Project Proposal: BreckEpic 2016
Goal: To race and complete the Breck Epic 2016 as a solo rider.
- 6 back to back days of hard mountain bike riding
- 30 – 60 mile days taking an average of 5 hours of pedaling
- Climbing an average of 6200 ft each day
Steps to Success:
- Self-support Supplies
- Drop Bags
- Back to back days
- Long days
- Big elevation gains
- Riding at serious elevation
- The Unknown (???)
Project Completion Date: August 14-19, 2016
Overtraining. This is a dirty word in my circles. My cyclist peers will never own up to it and speak in hushed or mocking voices when they talk about someone else who has it; mere mortals or those too stupid to “listen to their bodies” are the ones who get overtrained, not them. My clinical peers roll their eyes when they talk about one of their athlete clients who is overtrained, “don’t those exercise monkeys know better?” So with embarrassment and self-deprecating inner monologues I found myself 27 miles from home, huddling under a tree to wait out a storm, sobbing because I wanted to turn home. Sobbing because I was going to bail on my training plan and go home. Sobbing because I was sobbing. Yes, I’m overtrained.
And that is not the end of the world!
Overtraining Syndrome (OTS) effects your hormone and nervous system creating an environment where your body can not keep up on repairing and rebuilding tissue in response to training stresses. This usually happens when intensity and/ or duration of training are turned up too quickly and/or you are not getting adequate rest and/or there are other big stressors in your life. Physically athletes with OTS show rapid decrease in performance with mild muscle soreness and maybe headaches. Psychologically they present with irritability, sudden lack of love for their sport (“staleness”), and depression. Insomnia and decreased appetite are common symptoms as well that compound the problem.
Fortunately, if you recognize the symptoms early, OTS can be turned around pretty quickly. If you keep pushing through lack luster workouts or add more in to “make-up” for poor performance you can set yourself up for a lengthy bout of OTS. If symptoms have been present for 3-4 weeks, typically a 3-5 day rest period followed by returning to training with similar intensity but lower volume for a few weeks remedies the situation. There is a lot of evidence showing that reducing training volume but not intensity for up to 21 days will not affect performance. But, if symptoms have been present for a longer period, a multi-week break from training and slow return may be required. Early detection and intervention is key!
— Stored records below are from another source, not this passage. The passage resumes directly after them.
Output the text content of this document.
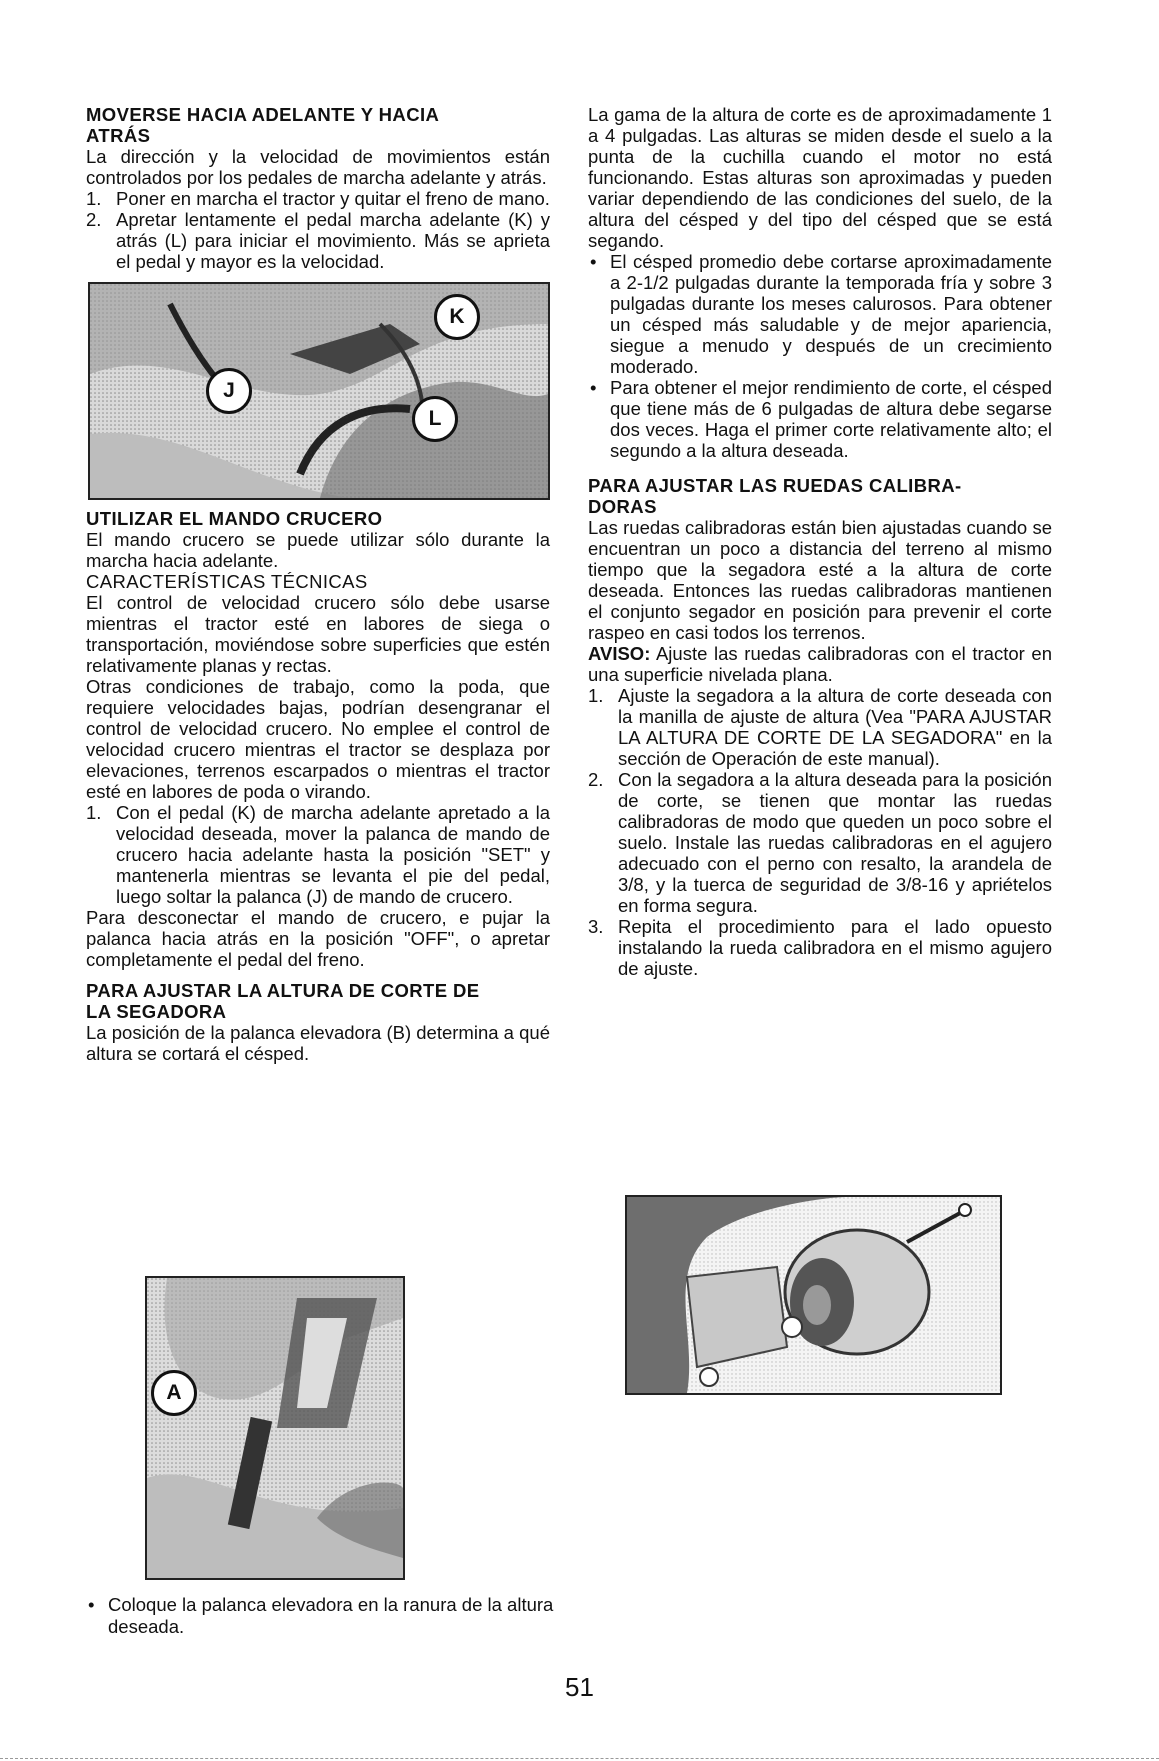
MOVERSE HACIA ADELANTE Y HACIA
ATRÁS

La dirección y la velocidad de movimientos están controlados por los pedales de marcha adelante y atrás.

1. Poner en marcha el tractor y quitar el freno de mano.
2. Apretar lentamente el pedal marcha adelante (K) y atrás (L) para iniciar el movimiento. Más se aprieta el pedal y mayor es la velocidad.
K
J
L
UTILIZAR EL MANDO CRUCERO

El mando crucero se puede utilizar sólo durante la marcha hacia adelante.

CARACTERÍSTICAS TÉCNICAS

El control de velocidad crucero sólo debe usarse mientras el tractor esté en labores de siega o transportación, moviéndose sobre superficies que estén relativamente planas y rectas.

Otras condiciones de trabajo, como la poda, que requiere velocidades bajas, podrían desengranar el control de velocidad crucero. No emplee el control de velocidad crucero mientras el tractor se desplaza por elevaciones, terrenos escarpados o mientras el tractor esté en labores de poda o virando.

1. Con el pedal (K) de marcha adelante apretado a la velocidad deseada, mover la palanca de mando de crucero hacia adelante hasta la posición "SET" y mantenerla mientras se levanta el pie del pedal, luego soltar la palanca (J) de mando de crucero.

Para desconectar el mando de crucero, e pujar la palanca hacia atrás en la posición "OFF", o apretar completamente el pedal del freno.

PARA AJUSTAR LA ALTURA DE CORTE DE
LA SEGADORA

La posición de la palanca elevadora (B) determina a qué altura se cortará el césped.

A
• Coloque la palanca elevadora en la ranura de la altura deseada.

La gama de la altura de corte es de aproximadamente 1 a 4 pulgadas. Las alturas se miden desde el suelo a la punta de la cuchilla cuando el motor no está funcionando. Estas alturas son aproximadas y pueden variar dependiendo de las condiciones del suelo, de la altura del césped y del tipo del césped que se está segando.

• El césped promedio debe cortarse aproximadamente a 2-1/2 pulgadas durante la temporada fría y sobre 3 pulgadas durante los meses calurosos. Para obtener un césped más saludable y de mejor apariencia, siegue a menudo y después de un crecimiento moderado.
• Para obtener el mejor rendimiento de corte, el césped que tiene más de 6 pulgadas de altura debe segarse dos veces. Haga el primer corte relativamente alto; el segundo a la altura deseada.
PARA AJUSTAR LAS RUEDAS CALIBRA-
DORAS

Las ruedas calibradoras están bien ajustadas cuando se encuentran un poco a distancia del terreno al mismo tiempo que la segadora esté a la altura de corte deseada. Entonces las ruedas calibradoras mantienen el conjunto segador en posición para prevenir el corte raspeo en casi todos los terrenos.

AVISO: Ajuste las ruedas calibradoras con el tractor en una superficie nivelada plana.

1. Ajuste la segadora a la altura de corte deseada con la manilla de ajuste de altura (Vea "PARA AJUSTAR LA ALTURA DE CORTE DE LA SEGADORA" en la sección de Operación de este manual).
2. Con la segadora a la altura deseada para la posición de corte, se tienen que montar las ruedas calibradoras de modo que queden un poco sobre el suelo. Instale las ruedas calibradoras en el agujero adecuado con el perno con resalto, la arandela de 3/8, y la tuerca de seguridad de 3/8-16 y apriételos en forma segura.
3. Repita el procedimiento para el lado opuesto instalando la rueda calibradora en el mismo agujero de ajuste.
51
Good thing I went home instead of pushing on in the rain.
To supplement my rest phase I am getting gentle sports massage (this is NOT the time for deep tissue work). I am making sure I am hydrated and my glycogen supplies are restored (i.e. eating complex carbohydrates). There is a lot of evidence that active recovery helps stimulate normal tissue repair cycles so I am going to a restorative Pilates class or doing a mellow swim (not my usual Master Swim cross training session) a few days a week. And I’m sleeping! I am early to bed and not setting an alarm on weekends. I am goal oriented, so my training focus is to get my recovery right; turning down a late night out with the girls, skipping the group ride that turns into a dead sprint, and eliminating that nagging “to-do” list with my free time so when I’m back to full training I won’t have that stressor in the mix.
Sometimes you have to slow down to speed up.